Тошан сожалел о кончине Жослина и искренне восхищался силой характера Лоры. Единственное, что он ставил ей в упрек, – это то, что она разбогатела без всяких усилий со своей стороны.
– Моего отца погубила жажда золота. Он надеялся разбогатеть, – рассказывал он жене. – Он думал об этом день и ночь. Обещал нам роскошную жизнь… И что же? Он недооценил мощь вскрывшейся ото льда реки, ее сумасшедшую ярость. Она сбила его с ног и унесла вниз по течению.
– Это трагический несчастный случай, Тошан. Но и моя мать достаточно настрадалась от бедности, – заметила Эрмин. – Она щедра со всеми, и у нее доброе сердце. Сначала, когда мы только-только встретились, она казалась мне дамой из высшего света, надменной… И я тоже проклинала ее богатство. Но ты увидишь, она хорошая и милая.
Однажды вечером Тошан завел разговор о Хансе Цале. Когда расспросы стали особенно настойчивыми, молодая супруга проявила неожиданную твердость.
– Я не спрашиваю тебя о девушках, которые были до меня.
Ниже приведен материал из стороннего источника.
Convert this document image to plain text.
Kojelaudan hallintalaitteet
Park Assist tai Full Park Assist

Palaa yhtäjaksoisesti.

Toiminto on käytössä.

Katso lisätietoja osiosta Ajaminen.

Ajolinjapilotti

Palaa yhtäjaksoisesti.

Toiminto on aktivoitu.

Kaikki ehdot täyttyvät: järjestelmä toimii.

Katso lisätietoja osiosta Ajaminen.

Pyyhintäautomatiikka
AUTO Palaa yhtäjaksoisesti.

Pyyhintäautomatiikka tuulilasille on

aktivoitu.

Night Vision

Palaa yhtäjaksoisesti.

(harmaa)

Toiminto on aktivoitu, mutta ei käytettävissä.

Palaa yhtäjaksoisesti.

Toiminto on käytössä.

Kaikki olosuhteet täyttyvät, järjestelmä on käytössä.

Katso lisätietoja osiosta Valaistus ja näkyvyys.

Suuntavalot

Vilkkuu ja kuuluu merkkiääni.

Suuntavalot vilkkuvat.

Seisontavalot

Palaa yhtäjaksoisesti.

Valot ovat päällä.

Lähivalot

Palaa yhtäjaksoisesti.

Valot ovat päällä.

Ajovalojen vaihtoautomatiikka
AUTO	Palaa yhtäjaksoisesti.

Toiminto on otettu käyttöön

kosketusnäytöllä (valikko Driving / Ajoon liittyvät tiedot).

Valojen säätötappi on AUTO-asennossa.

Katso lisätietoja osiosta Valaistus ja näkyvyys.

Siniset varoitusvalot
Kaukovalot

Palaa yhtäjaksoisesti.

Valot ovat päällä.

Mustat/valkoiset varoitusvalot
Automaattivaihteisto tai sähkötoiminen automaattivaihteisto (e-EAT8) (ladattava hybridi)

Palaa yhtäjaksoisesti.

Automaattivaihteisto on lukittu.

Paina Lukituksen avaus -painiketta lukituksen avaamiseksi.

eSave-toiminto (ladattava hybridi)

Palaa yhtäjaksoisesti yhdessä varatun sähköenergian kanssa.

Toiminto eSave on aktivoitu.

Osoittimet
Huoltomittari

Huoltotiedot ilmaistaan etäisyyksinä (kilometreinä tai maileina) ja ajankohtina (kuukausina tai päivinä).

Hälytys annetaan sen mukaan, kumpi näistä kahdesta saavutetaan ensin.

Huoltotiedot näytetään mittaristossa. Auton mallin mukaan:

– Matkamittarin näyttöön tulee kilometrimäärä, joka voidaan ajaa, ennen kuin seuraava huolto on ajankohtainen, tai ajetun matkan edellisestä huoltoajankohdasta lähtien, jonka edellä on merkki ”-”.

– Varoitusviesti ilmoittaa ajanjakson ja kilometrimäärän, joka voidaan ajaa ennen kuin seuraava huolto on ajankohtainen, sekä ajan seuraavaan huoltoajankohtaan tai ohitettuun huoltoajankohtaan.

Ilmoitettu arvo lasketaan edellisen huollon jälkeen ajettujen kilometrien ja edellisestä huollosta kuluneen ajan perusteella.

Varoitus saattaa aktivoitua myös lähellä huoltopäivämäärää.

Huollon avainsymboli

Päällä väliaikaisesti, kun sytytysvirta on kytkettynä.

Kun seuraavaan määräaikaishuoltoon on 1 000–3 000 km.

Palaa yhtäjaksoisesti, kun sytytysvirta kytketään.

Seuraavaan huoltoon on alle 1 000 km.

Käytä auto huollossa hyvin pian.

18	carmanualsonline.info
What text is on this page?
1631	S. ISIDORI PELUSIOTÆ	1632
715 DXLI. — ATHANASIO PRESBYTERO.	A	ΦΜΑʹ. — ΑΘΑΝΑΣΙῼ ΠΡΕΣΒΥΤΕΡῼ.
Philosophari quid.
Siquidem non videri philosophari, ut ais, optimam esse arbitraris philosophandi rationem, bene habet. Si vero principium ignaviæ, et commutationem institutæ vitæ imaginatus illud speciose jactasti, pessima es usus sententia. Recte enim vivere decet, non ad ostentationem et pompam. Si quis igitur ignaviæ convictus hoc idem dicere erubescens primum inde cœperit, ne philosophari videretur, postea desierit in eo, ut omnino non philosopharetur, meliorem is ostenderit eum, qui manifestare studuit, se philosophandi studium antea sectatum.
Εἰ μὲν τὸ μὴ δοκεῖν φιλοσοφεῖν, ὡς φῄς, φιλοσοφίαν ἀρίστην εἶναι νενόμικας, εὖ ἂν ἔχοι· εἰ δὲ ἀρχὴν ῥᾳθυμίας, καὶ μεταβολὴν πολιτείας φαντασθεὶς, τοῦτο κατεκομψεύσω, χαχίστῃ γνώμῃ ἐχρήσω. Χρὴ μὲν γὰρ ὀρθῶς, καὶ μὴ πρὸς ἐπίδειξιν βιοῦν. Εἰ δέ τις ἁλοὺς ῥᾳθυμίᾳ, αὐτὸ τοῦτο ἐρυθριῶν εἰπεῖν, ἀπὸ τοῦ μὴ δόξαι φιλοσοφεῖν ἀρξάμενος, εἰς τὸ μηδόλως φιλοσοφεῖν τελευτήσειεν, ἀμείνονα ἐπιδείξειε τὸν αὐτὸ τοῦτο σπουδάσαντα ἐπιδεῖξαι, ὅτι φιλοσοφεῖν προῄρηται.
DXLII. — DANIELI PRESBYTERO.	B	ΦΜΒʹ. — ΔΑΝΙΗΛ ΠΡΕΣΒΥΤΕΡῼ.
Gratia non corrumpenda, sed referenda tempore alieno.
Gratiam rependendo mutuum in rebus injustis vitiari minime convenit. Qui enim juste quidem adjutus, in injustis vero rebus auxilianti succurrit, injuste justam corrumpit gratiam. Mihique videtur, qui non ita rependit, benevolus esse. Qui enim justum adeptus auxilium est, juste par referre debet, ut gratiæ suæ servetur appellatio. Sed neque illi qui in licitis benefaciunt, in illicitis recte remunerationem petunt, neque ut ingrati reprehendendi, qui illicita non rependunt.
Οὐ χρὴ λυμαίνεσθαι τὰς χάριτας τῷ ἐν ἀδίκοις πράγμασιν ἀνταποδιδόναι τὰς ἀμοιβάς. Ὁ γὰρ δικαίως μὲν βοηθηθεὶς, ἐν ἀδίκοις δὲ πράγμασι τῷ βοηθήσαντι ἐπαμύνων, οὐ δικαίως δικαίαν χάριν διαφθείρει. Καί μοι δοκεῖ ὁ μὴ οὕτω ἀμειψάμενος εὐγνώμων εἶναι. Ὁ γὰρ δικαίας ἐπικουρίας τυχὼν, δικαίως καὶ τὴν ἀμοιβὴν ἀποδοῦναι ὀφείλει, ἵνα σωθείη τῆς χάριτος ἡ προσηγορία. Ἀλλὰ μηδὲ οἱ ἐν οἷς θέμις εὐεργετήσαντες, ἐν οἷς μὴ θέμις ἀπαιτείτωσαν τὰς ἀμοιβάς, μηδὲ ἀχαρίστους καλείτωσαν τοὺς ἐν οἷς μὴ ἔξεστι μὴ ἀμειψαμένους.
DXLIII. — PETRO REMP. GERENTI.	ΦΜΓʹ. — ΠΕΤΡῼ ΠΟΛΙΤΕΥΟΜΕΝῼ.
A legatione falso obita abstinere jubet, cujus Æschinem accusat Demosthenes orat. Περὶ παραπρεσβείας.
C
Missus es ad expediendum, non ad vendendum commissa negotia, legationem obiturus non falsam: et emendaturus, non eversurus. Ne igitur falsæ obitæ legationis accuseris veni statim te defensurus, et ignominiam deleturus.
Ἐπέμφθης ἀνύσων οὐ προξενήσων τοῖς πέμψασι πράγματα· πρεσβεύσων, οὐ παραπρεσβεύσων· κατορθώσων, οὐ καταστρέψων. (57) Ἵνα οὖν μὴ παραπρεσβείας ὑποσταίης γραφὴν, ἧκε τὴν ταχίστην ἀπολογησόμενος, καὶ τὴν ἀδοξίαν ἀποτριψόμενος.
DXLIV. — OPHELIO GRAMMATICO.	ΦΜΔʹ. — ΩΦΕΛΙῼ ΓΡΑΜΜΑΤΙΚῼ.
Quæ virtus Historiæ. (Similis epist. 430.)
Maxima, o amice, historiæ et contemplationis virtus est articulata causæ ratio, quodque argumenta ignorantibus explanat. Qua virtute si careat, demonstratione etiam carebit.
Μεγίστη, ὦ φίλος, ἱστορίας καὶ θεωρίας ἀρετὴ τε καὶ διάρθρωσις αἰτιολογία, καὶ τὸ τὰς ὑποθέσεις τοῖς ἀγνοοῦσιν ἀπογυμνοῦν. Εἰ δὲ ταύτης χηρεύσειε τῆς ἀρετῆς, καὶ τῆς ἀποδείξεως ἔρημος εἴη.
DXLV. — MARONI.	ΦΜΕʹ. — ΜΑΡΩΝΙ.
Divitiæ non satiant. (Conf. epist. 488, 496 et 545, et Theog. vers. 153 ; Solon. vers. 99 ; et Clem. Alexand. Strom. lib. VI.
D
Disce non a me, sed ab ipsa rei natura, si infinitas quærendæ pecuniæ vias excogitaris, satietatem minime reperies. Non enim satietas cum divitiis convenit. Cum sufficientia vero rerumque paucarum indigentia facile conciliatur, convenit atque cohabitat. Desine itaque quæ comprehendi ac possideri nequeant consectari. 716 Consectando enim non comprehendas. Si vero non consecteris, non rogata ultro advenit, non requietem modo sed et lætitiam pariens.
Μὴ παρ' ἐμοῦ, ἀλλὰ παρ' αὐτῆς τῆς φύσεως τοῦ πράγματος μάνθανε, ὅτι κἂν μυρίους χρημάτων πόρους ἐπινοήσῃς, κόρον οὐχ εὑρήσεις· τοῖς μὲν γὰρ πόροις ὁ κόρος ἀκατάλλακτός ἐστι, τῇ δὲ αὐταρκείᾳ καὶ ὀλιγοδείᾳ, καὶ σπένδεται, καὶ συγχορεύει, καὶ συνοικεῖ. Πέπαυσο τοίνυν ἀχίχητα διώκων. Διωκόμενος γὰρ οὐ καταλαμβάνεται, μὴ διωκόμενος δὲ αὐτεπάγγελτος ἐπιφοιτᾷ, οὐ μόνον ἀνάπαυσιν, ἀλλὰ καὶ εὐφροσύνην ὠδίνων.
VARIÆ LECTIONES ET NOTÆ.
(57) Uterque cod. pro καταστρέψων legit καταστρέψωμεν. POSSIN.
Тебе скоро исполнится двадцать пять, и твоя сноровка заставляет меня предположить, что опыта у тебя достаточно. Ханс целовал меня, это правда, но мне это было немного неприятно. Ты доволен?
Больше вопросов Тошан не задавал. Он всегда пользовался успехом у женщин, и любовных приключений у него было больше, чем пальцев на руках.
Ближе к полудню они делали остановку, чтобы пообедать, не отказывая себе в удовольствии поцеловаться, приласкать друг друга и, если вокруг никого не было, заняться любовью при свете дня, полуодетыми.
«Видел бы меня сейчас Жозеф! – говорила себе в такие моменты Эрмин. – Он бы назвал меня развратницей и падшей женщиной!»
Жозеф посещал ее мысли чаще, чем ей того бы хотелось. Она старалась забыть о своем опекуне, но однажды утром, когда они были почти в Перибонке, о нем вспомнил и Тошан. С озабоченным видом юноша спросил, куда она положила их свидетельство о браке.
– Если нам повстречается полицейский, я смогу доказать, что ты – моя жена. Метис, который путешествует с юной белой девушкой, не останется незамеченным. В Перибонке у меня есть друзья, но и таких, как твой опекун и слуга твоей матушки, готовых размозжить мне голову ломом, там тоже предостаточно. Многие считают, что я погиб во время пожара в Абитиби. И многие этому рады.
Эрмин вынула из сумки единственную взятую из дома книгу. Это был экземпляр «Марии Шапделен», книги о преодолении человеком трудностей, которую она часто брала с собой на луг близ мельницы Уэлле тем летом, когда ждала Тошана. Документ она вложила между страницами.
– Держи! Отдаю его тебе. Но он и у меня не потерялся бы. Тошан, у нас достаточно продуктов, может, и не надо останавливаться в Перибонке? – со вздохом спросила она. – Если что-то с тобой случится, я с ума сойду от горя.
– Ничего не бойся, Мин, дорогая! Мы останемся ровно столько времени, сколько мне понадобится, чтобы закупить кое-какие припасы для матери и для нас. Потом мы поедем вверх по реке и уже никого не встретим. На выходе из поселка начинается настоящая белая пустыня!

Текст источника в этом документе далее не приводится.